The physiological role of bile acid‐mediated glucagon‐like peptide‐1 release in humans: The Cerebrotendinous Xanthomatosis Mixed Meal Test study.

Bile acids (BAs) have traditionally been regarded as nutrient‐emulgators but may play an important role in energy metabolism. Primary bile acids are secreted in the bile and are dehydroxylated by the bacterial flora in the colon to form the secondary bile acids. BAs may stimulate the production of glucagon‐like peptide‐1 (GLP‐1) that stimulates insulin secretion and inhibits glucagon secretion in the pancreas in a glucose‐dependent fashion. Additionally, it reduces gastrointestinal motility and appetite. Cerebrotendinous xanthomatosis (CTX, OMIM #213700) is an autosomal recessive disorder characterized by a deficiency of sterol 27‐hydroxylase leading to a defective BA synthesis (decreased amount of the BA chenodeoxycholate (CDCA)). It is not known whether CTX patients exhibit physiological deficiencies with regard to
postprandial plasma GLP‐1 responses, glucose uptake, free fatty acid (FFA) suppression and plasma insulin levels. Studying postprandial glucose metabolism in these patients will provide insight in the metabolic role of BAs. We hypothesize that CTX patients, when untreated, have lower postprandial GLP‐1 and insulin levels with higher plasma glucose and FFA levels compared to matched healthy control subjects.

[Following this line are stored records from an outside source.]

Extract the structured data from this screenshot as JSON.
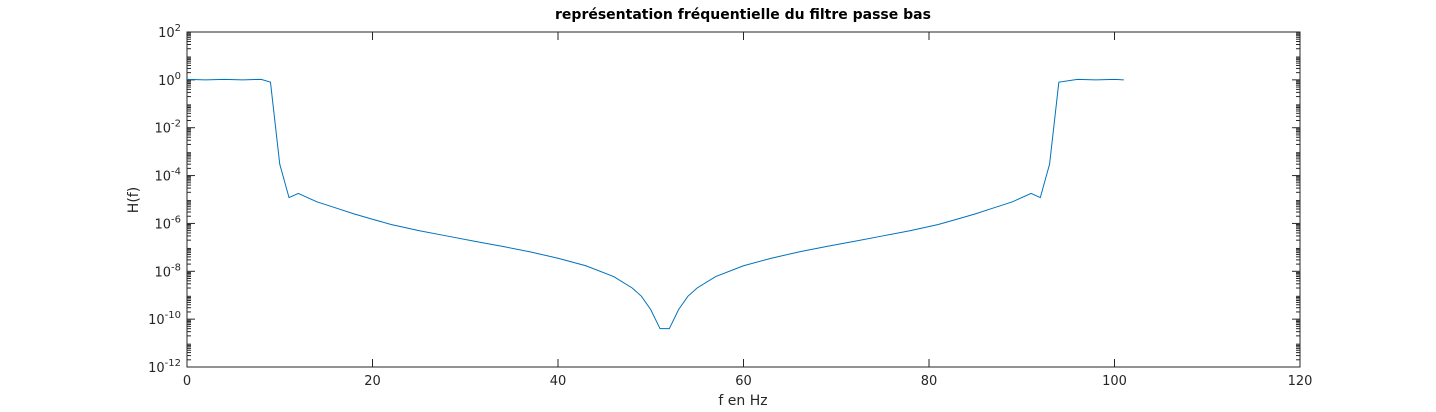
{
  "chart_data": {
    "type": "line",
    "title": "représentation fréquentielle du filtre passe bas",
    "x_label": "f en Hz",
    "y_label": "H(f)",
    "y_scale": "log",
    "xlim": [
      0,
      120
    ],
    "xticks": [
      0,
      20,
      40,
      60,
      80,
      100,
      120
    ],
    "ylim": [
      1e-12,
      100
    ],
    "yticks": [
      {
        "value": 1e-12,
        "label": "10^-12"
      },
      {
        "value": 1e-10,
        "label": "10^-10"
      },
      {
        "value": 1e-08,
        "label": "10^-8"
      },
      {
        "value": 1e-06,
        "label": "10^-6"
      },
      {
        "value": 0.0001,
        "label": "10^-4"
      },
      {
        "value": 0.01,
        "label": "10^-2"
      },
      {
        "value": 1,
        "label": "10^0"
      },
      {
        "value": 100,
        "label": "10^2"
      }
    ],
    "x": [
      0,
      2,
      4,
      6,
      8,
      9,
      10,
      11,
      12,
      14,
      16,
      18,
      20,
      22,
      25,
      28,
      31,
      34,
      37,
      40,
      43,
      46,
      48,
      49,
      50,
      51,
      52,
      53,
      54,
      55,
      57,
      60,
      63,
      66,
      69,
      72,
      75,
      78,
      81,
      83,
      85,
      87,
      89,
      91,
      92,
      93,
      94,
      96,
      98,
      100,
      101
    ],
    "series": [
      {
        "color": "#0072bd",
        "values": [
          1.05,
          1.0,
          1.05,
          1.0,
          1.05,
          0.8,
          0.0003,
          1.2e-05,
          1.8e-05,
          8e-06,
          4.5e-06,
          2.5e-06,
          1.5e-06,
          9e-07,
          5e-07,
          3e-07,
          1.8e-07,
          1.1e-07,
          6.5e-08,
          3.5e-08,
          1.7e-08,
          6e-09,
          2e-09,
          9e-10,
          2.5e-10,
          4e-11,
          4e-11,
          2.5e-10,
          9e-10,
          2e-09,
          6e-09,
          1.7e-08,
          3.5e-08,
          6.5e-08,
          1.1e-07,
          1.8e-07,
          3e-07,
          5e-07,
          9e-07,
          1.5e-06,
          2.5e-06,
          4.5e-06,
          8e-06,
          1.8e-05,
          1.2e-05,
          0.0003,
          0.8,
          1.05,
          1.0,
          1.05,
          1.0
        ]
      }
    ]
  }
}
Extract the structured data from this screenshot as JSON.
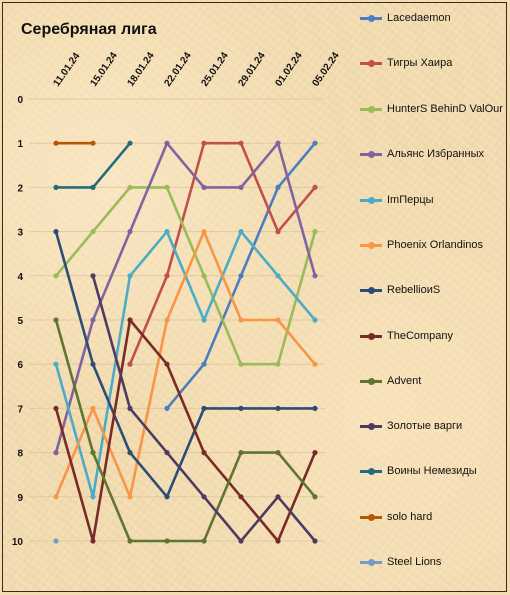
{
  "chart_data": {
    "type": "line",
    "title": "Серебряная лига",
    "xlabel": "",
    "ylabel": "",
    "y_reversed": true,
    "ylim": [
      0,
      10
    ],
    "y_tick_labels": [
      "0",
      "1",
      "2",
      "3",
      "4",
      "5",
      "6",
      "7",
      "8",
      "9",
      "10"
    ],
    "grid": true,
    "legend_position": "right",
    "categories": [
      "11.01.24",
      "15.01.24",
      "18.01.24",
      "22.01.24",
      "25.01.24",
      "29.01.24",
      "01.02.24",
      "05.02.24"
    ],
    "series": [
      {
        "name": "Lacedaemon",
        "color": "#4a7ec0",
        "values": [
          null,
          null,
          null,
          7,
          6,
          4,
          2,
          1
        ]
      },
      {
        "name": "Тигры Хаира",
        "color": "#c0504d",
        "values": [
          null,
          null,
          6,
          4,
          1,
          1,
          3,
          2
        ]
      },
      {
        "name": "HunterS BehinD ValOur",
        "color": "#9bbb59",
        "values": [
          4,
          3,
          2,
          2,
          4,
          6,
          6,
          3
        ]
      },
      {
        "name": "Альянс Избранных",
        "color": "#8064a2",
        "values": [
          8,
          5,
          3,
          1,
          2,
          2,
          1,
          4
        ]
      },
      {
        "name": "ImПерцы",
        "color": "#4bacc6",
        "values": [
          6,
          9,
          4,
          3,
          5,
          3,
          4,
          5
        ]
      },
      {
        "name": "Phoenix Orlandinos",
        "color": "#f79646",
        "values": [
          9,
          7,
          9,
          5,
          3,
          5,
          5,
          6
        ]
      },
      {
        "name": "RebellioиS",
        "color": "#2c4d75",
        "values": [
          3,
          6,
          8,
          9,
          7,
          7,
          7,
          7
        ]
      },
      {
        "name": "TheCompany",
        "color": "#772c2a",
        "values": [
          7,
          10,
          5,
          6,
          8,
          9,
          10,
          8
        ]
      },
      {
        "name": "Advent",
        "color": "#5f7530",
        "values": [
          5,
          8,
          10,
          10,
          10,
          8,
          8,
          9
        ]
      },
      {
        "name": "Золотые варги",
        "color": "#4d3b62",
        "values": [
          null,
          4,
          7,
          8,
          9,
          10,
          9,
          10
        ]
      },
      {
        "name": "Воины Немезиды",
        "color": "#276a7c",
        "values": [
          2,
          2,
          1,
          null,
          null,
          null,
          null,
          null
        ]
      },
      {
        "name": "solo hard",
        "color": "#b65708",
        "values": [
          1,
          1,
          null,
          null,
          null,
          null,
          null,
          null
        ]
      },
      {
        "name": "Steel Lions",
        "color": "#729aca",
        "values": [
          10,
          null,
          null,
          null,
          null,
          null,
          null,
          null
        ]
      }
    ]
  }
}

Thus, the primary aim of the present protocol is to determine the role of chenodeoxycholate for postprandial GLP‐1 responses (and the resulting metabolic consequences) in humans.

We hypothesize that CTX patients, when untreated for a short period, differ from matched healthy controls in the response to a test meal. CTX patients are expected to have lower postprandial GLP‐1 and insulin levels with higher plasma glucose and FFA levels.

One occoasion, 3hr meal test.

Mixed meal test: Liquid meal test (standard protocol) during which blood withdrawals are taken for 2-4 hours to measure glucose, insulin, bile acids and incretins.